Selon ce message, le ransomware dénommé "Green blood group" aurait "ajouté deux nouvelles victimes à son portail du Dark web", dont la DAF figurerait parmi elles. L'alerte évoque le chiffrement de 139 téraoctets de données biométriques des Sénégalais ainsi que des données liées à l'immigration, actuellement cryptées en format illisible et transférées sur le Dark Web.
Pour l'instant, ni le Ministère de l'Intérieur ni la Direction de l'Automatisation des Fichiers n'ont réagi officiellement à ces allégations. Cette absence de communication institutionnelle alimente les interrogations, d'autant plus que la page Web officielle de la DAF est actuellement inaccessible, sans qu'aucune explication n'ait été fournie sur cette indisponibilité.
Cette présumée attaque intervient dans un contexte où les institutions étatiques sénégalaises sont de plus en plus ciblées par des cyberattaques.
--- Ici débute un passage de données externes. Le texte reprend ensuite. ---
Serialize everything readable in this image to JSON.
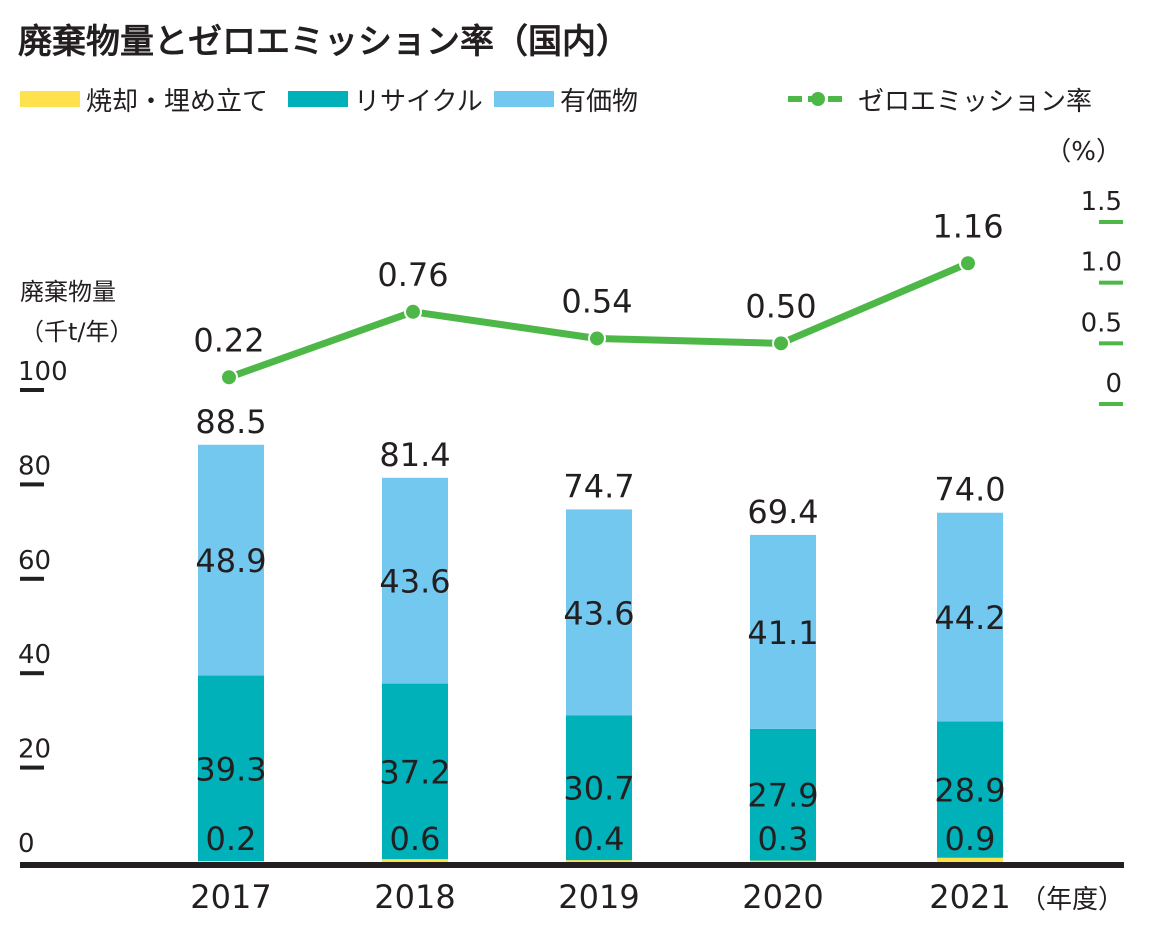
{
  "chart_data": {
    "type": "bar",
    "title": "廃棄物量とゼロエミッション率（国内）",
    "categories": [
      "2017",
      "2018",
      "2019",
      "2020",
      "2021"
    ],
    "xlabel": "（年度）",
    "ylabel": [
      "廃棄物量",
      "（千t/年）"
    ],
    "ylim": [
      0,
      100
    ],
    "yticks": [
      "0",
      "20",
      "40",
      "60",
      "80",
      "100"
    ],
    "y2label": "（%）",
    "y2lim": [
      0,
      1.5
    ],
    "y2ticks": [
      "0",
      "0.5",
      "1.0",
      "1.5"
    ],
    "stacked": true,
    "series": [
      {
        "name": "焼却・埋め立て",
        "color": "#ffe14d",
        "values": [
          0.2,
          0.6,
          0.4,
          0.3,
          0.9
        ]
      },
      {
        "name": "リサイクル",
        "color": "#00b1b9",
        "values": [
          39.3,
          37.2,
          30.7,
          27.9,
          28.9
        ]
      },
      {
        "name": "有価物",
        "color": "#73c8f0",
        "values": [
          48.9,
          43.6,
          43.6,
          41.1,
          44.2
        ]
      }
    ],
    "totals": [
      "88.5",
      "81.4",
      "74.7",
      "69.4",
      "74.0"
    ],
    "line": {
      "name": "ゼロエミッション率",
      "color": "#4db848",
      "values": [
        0.22,
        0.76,
        0.54,
        0.5,
        1.16
      ],
      "labels": [
        "0.22",
        "0.76",
        "0.54",
        "0.50",
        "1.16"
      ],
      "axis": "right"
    },
    "grid": false,
    "legend_position": "top"
  }
}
Pour rappel, la Direction générale des Impôts et Domaines est la dernière entité de l'État ayant fait l'objet d'une telle forme d'attaque.
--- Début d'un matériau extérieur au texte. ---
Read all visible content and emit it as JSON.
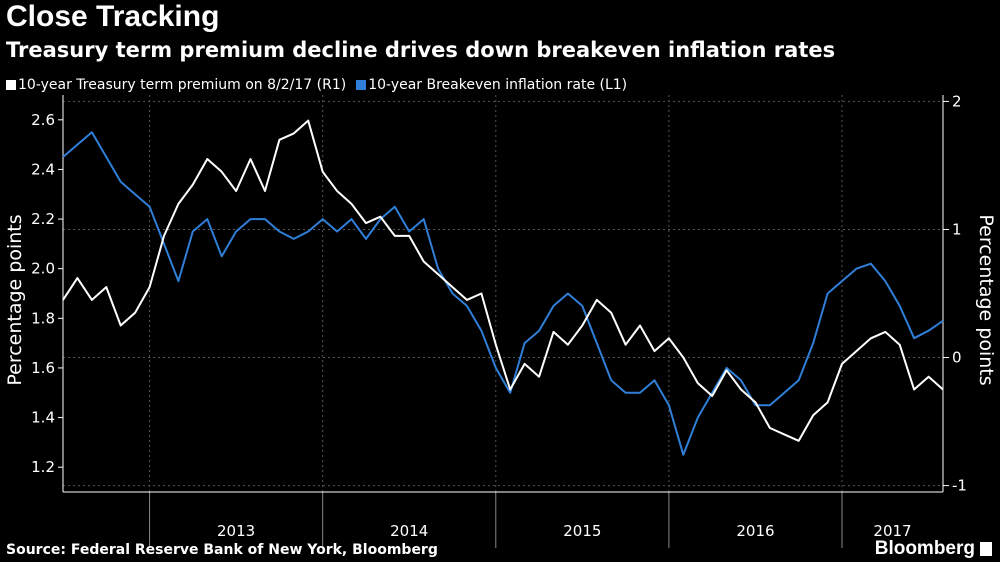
{
  "title": "Close Tracking",
  "subtitle": "Treasury term premium decline drives down breakeven inflation rates",
  "source": "Source: Federal Reserve Bank of New York, Bloomberg",
  "brand": "Bloomberg",
  "colors": {
    "term_premium": "#ffffff",
    "breakeven": "#2f7fd8",
    "grid": "#555555",
    "background": "#000000"
  },
  "chart_data": {
    "type": "line",
    "x_axis": {
      "labels": [
        "2013",
        "2014",
        "2015",
        "2016",
        "2017"
      ],
      "range": [
        "2012-07",
        "2017-08"
      ]
    },
    "left_axis": {
      "label": "Percentage points",
      "ticks": [
        "1.2",
        "1.4",
        "1.6",
        "1.8",
        "2.0",
        "2.2",
        "2.4",
        "2.6"
      ],
      "range": [
        1.1,
        2.7
      ]
    },
    "right_axis": {
      "label": "Percentage points",
      "ticks": [
        "-1",
        "0",
        "1",
        "2"
      ],
      "range": [
        -1.05,
        2.05
      ]
    },
    "grid": true,
    "legend_position": "top-left",
    "series": [
      {
        "name": "10-year Treasury term premium on 8/2/17 (R1)",
        "axis": "right",
        "points": [
          [
            "2012-07",
            0.45
          ],
          [
            "2012-08",
            0.62
          ],
          [
            "2012-09",
            0.45
          ],
          [
            "2012-10",
            0.55
          ],
          [
            "2012-11",
            0.25
          ],
          [
            "2012-12",
            0.35
          ],
          [
            "2013-01",
            0.55
          ],
          [
            "2013-02",
            0.95
          ],
          [
            "2013-03",
            1.2
          ],
          [
            "2013-04",
            1.35
          ],
          [
            "2013-05",
            1.55
          ],
          [
            "2013-06",
            1.45
          ],
          [
            "2013-07",
            1.3
          ],
          [
            "2013-08",
            1.55
          ],
          [
            "2013-09",
            1.3
          ],
          [
            "2013-10",
            1.7
          ],
          [
            "2013-11",
            1.75
          ],
          [
            "2013-12",
            1.85
          ],
          [
            "2014-01",
            1.45
          ],
          [
            "2014-02",
            1.3
          ],
          [
            "2014-03",
            1.2
          ],
          [
            "2014-04",
            1.05
          ],
          [
            "2014-05",
            1.1
          ],
          [
            "2014-06",
            0.95
          ],
          [
            "2014-07",
            0.95
          ],
          [
            "2014-08",
            0.75
          ],
          [
            "2014-09",
            0.65
          ],
          [
            "2014-10",
            0.55
          ],
          [
            "2014-11",
            0.45
          ],
          [
            "2014-12",
            0.5
          ],
          [
            "2015-01",
            0.1
          ],
          [
            "2015-02",
            -0.25
          ],
          [
            "2015-03",
            -0.05
          ],
          [
            "2015-04",
            -0.15
          ],
          [
            "2015-05",
            0.2
          ],
          [
            "2015-06",
            0.1
          ],
          [
            "2015-07",
            0.25
          ],
          [
            "2015-08",
            0.45
          ],
          [
            "2015-09",
            0.35
          ],
          [
            "2015-10",
            0.1
          ],
          [
            "2015-11",
            0.25
          ],
          [
            "2015-12",
            0.05
          ],
          [
            "2016-01",
            0.15
          ],
          [
            "2016-02",
            0.0
          ],
          [
            "2016-03",
            -0.2
          ],
          [
            "2016-04",
            -0.3
          ],
          [
            "2016-05",
            -0.1
          ],
          [
            "2016-06",
            -0.25
          ],
          [
            "2016-07",
            -0.35
          ],
          [
            "2016-08",
            -0.55
          ],
          [
            "2016-09",
            -0.6
          ],
          [
            "2016-10",
            -0.65
          ],
          [
            "2016-11",
            -0.45
          ],
          [
            "2016-12",
            -0.35
          ],
          [
            "2017-01",
            -0.05
          ],
          [
            "2017-02",
            0.05
          ],
          [
            "2017-03",
            0.15
          ],
          [
            "2017-04",
            0.2
          ],
          [
            "2017-05",
            0.1
          ],
          [
            "2017-06",
            -0.25
          ],
          [
            "2017-07",
            -0.15
          ],
          [
            "2017-08",
            -0.25
          ]
        ]
      },
      {
        "name": "10-year Breakeven inflation rate (L1)",
        "axis": "left",
        "points": [
          [
            "2012-07",
            2.45
          ],
          [
            "2012-08",
            2.5
          ],
          [
            "2012-09",
            2.55
          ],
          [
            "2012-10",
            2.45
          ],
          [
            "2012-11",
            2.35
          ],
          [
            "2012-12",
            2.3
          ],
          [
            "2013-01",
            2.25
          ],
          [
            "2013-02",
            2.1
          ],
          [
            "2013-03",
            1.95
          ],
          [
            "2013-04",
            2.15
          ],
          [
            "2013-05",
            2.2
          ],
          [
            "2013-06",
            2.05
          ],
          [
            "2013-07",
            2.15
          ],
          [
            "2013-08",
            2.2
          ],
          [
            "2013-09",
            2.2
          ],
          [
            "2013-10",
            2.15
          ],
          [
            "2013-11",
            2.12
          ],
          [
            "2013-12",
            2.15
          ],
          [
            "2014-01",
            2.2
          ],
          [
            "2014-02",
            2.15
          ],
          [
            "2014-03",
            2.2
          ],
          [
            "2014-04",
            2.12
          ],
          [
            "2014-05",
            2.2
          ],
          [
            "2014-06",
            2.25
          ],
          [
            "2014-07",
            2.15
          ],
          [
            "2014-08",
            2.2
          ],
          [
            "2014-09",
            2.0
          ],
          [
            "2014-10",
            1.9
          ],
          [
            "2014-11",
            1.85
          ],
          [
            "2014-12",
            1.75
          ],
          [
            "2015-01",
            1.6
          ],
          [
            "2015-02",
            1.5
          ],
          [
            "2015-03",
            1.7
          ],
          [
            "2015-04",
            1.75
          ],
          [
            "2015-05",
            1.85
          ],
          [
            "2015-06",
            1.9
          ],
          [
            "2015-07",
            1.85
          ],
          [
            "2015-08",
            1.7
          ],
          [
            "2015-09",
            1.55
          ],
          [
            "2015-10",
            1.5
          ],
          [
            "2015-11",
            1.5
          ],
          [
            "2015-12",
            1.55
          ],
          [
            "2016-01",
            1.45
          ],
          [
            "2016-02",
            1.25
          ],
          [
            "2016-03",
            1.4
          ],
          [
            "2016-04",
            1.5
          ],
          [
            "2016-05",
            1.6
          ],
          [
            "2016-06",
            1.55
          ],
          [
            "2016-07",
            1.45
          ],
          [
            "2016-08",
            1.45
          ],
          [
            "2016-09",
            1.5
          ],
          [
            "2016-10",
            1.55
          ],
          [
            "2016-11",
            1.7
          ],
          [
            "2016-12",
            1.9
          ],
          [
            "2017-01",
            1.95
          ],
          [
            "2017-02",
            2.0
          ],
          [
            "2017-03",
            2.02
          ],
          [
            "2017-04",
            1.95
          ],
          [
            "2017-05",
            1.85
          ],
          [
            "2017-06",
            1.72
          ],
          [
            "2017-07",
            1.75
          ],
          [
            "2017-08",
            1.79
          ]
        ]
      }
    ]
  }
}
Un ransomware est une forme de cyberattaque utilisant un logiciel malveillant qui chiffre les données d'un système informatique et bloque l'accès aux fichiers. Les cybercriminels exigent ensuite le paiement d'une rançon, généralement en cryptomonnaie, pour restituer l'accès aux données ou empêcher leur publication sur le Dark Web.
La Direction de l'Automatisation des Fichiers gère des données sensibles, notamment les informations biométriques des citoyens sénégalais, ce qui rend toute compromission de ses systèmes particulièrement préoccupante en termes de protection des données personnelles et de sécurité nationale.
Si cette cyberattaque devait être confirmée, elle soulèverait de sérieuses questions sur la cybersécurité des infrastructures critiques de l'État et la protection des données personnelles des citoyens. L'ampleur présumée des données compromises – 139 téraoctets – représenterait une brèche de sécurité majeure.